A Little Piece of Nova Scotia, Everywhere
NOTE: The following is an op-ed from Energy and Mines Minister Derek Mombourquette.
Everywhere you turn, chances are you’re very close to a little piece of Nova Scotia that comes from a mine.
From the gypsum in your home’s drywall, to the salt that keeps us from slipping in the winter, these things and much more come from Nova Scotia’s mining industry.
Nova Scotia’s mining industry is something we can all take pride in, especially with the New Mineral Resources Act and regulations coming into effect this month.
These new rules encourage responsible mineral exploration and development in our province.
While mining only takes up about 0.1 per cent of our land, we don’t want to see any part of our province spoiled for future generations.
Companies that develop a mine in Nova Scotia are required to have a plan to restore the site once it closes. They must also set aside funds with the province, also called security, to do this work, even if the company goes out of business. A company’s plan will be reviewed every three years.
Communities have an opportunity to be involved in all stages of the exploration process and conservation officers now have enforcement authorities.
The new act also cuts red tape and saves industry money.
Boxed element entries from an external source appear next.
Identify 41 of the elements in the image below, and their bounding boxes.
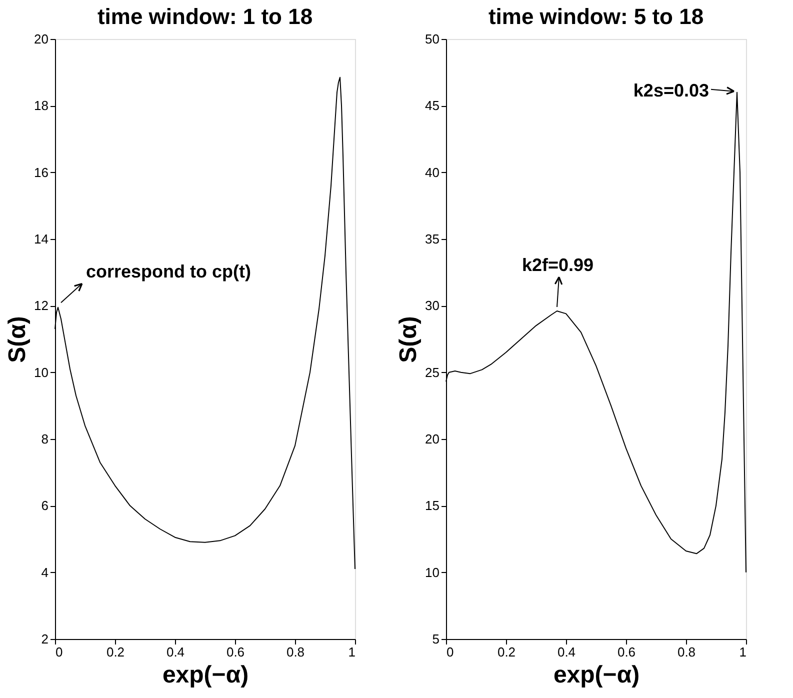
y-tick-label: 30 xyxy=(425,298,440,314)
y-tick-label: 45 xyxy=(425,98,440,114)
y-tick-label: 25 xyxy=(425,364,440,380)
y-axis-title: S(α) xyxy=(395,316,422,363)
x-tick-label: 0.8 xyxy=(677,644,696,660)
y-tick-label: 10 xyxy=(425,564,440,580)
x-tick-label: 0.4 xyxy=(166,644,185,660)
y-tick-label: 16 xyxy=(34,164,48,180)
y-tick-label: 15 xyxy=(425,498,440,514)
y-tick-label: 5 xyxy=(432,632,440,646)
y-tick-label: 50 xyxy=(425,32,440,46)
y-tick-label: 8 xyxy=(41,432,48,446)
x-tick-label: 1 xyxy=(348,644,356,660)
x-tick-label: 0.4 xyxy=(557,644,576,660)
x-tick-label: 0 xyxy=(446,644,454,660)
annotation: k2s=0.03 xyxy=(633,80,709,100)
y-tick-label: 14 xyxy=(34,232,48,246)
annotation: k2f=0.99 xyxy=(522,255,594,275)
x-tick-label: 0.8 xyxy=(286,644,305,660)
y-tick-label: 20 xyxy=(425,432,440,446)
x-tick-label: 0.2 xyxy=(497,644,516,660)
chart-title: time window: 5 to 18 xyxy=(488,4,704,29)
x-tick-label: 1 xyxy=(739,644,746,660)
x-tick-label: 0.2 xyxy=(106,644,125,660)
y-tick-label: 40 xyxy=(425,164,440,180)
x-tick-label: 0 xyxy=(56,644,63,660)
y-tick-label: 6 xyxy=(41,498,48,514)
chart-title: time window: 1 to 18 xyxy=(97,4,313,29)
x-tick-label: 0.6 xyxy=(226,644,245,660)
y-tick-label: 10 xyxy=(34,364,48,380)
y-tick-label: 12 xyxy=(34,298,48,314)
y-tick-label: 20 xyxy=(34,32,48,46)
x-axis-title: exp(−α) xyxy=(553,662,640,688)
annotation: correspond to cp(t) xyxy=(86,262,252,282)
y-tick-label: 35 xyxy=(425,232,440,246)
y-tick-label: 4 xyxy=(41,564,48,580)
y-tick-label: 2 xyxy=(41,632,48,646)
x-tick-label: 0.6 xyxy=(617,644,636,660)
y-axis-title: S(α) xyxy=(4,316,32,363)
y-tick-label: 18 xyxy=(34,98,48,114)
x-axis-title: exp(−α) xyxy=(162,662,249,688)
This is good news for more than 800 Nova Scotians working in the mining industry, many of whom are young people living in rural areas earning a respectable salary.
We’ve been doing this kind of work since before Nova Scotia existed. For a small province, we have access to rich natural resources and it’s something we’re good at.
Coal was first mined in Cape Breton in 1672 and gypsum in the late 1700s. Today, we’re mining gold, coal, salt, gypsum and limestone.
We’re also exploring for high-tech materials, like lithium, tin and graphite, that can be exported to markets around the world.
All of this creates more opportunities for young people to work and stay close to their families.
So, whether it’s the limestone used to make concrete for sidewalks, or the gold used in the circuitry of your phone, you might just be looking at a little piece of Nova Scotia.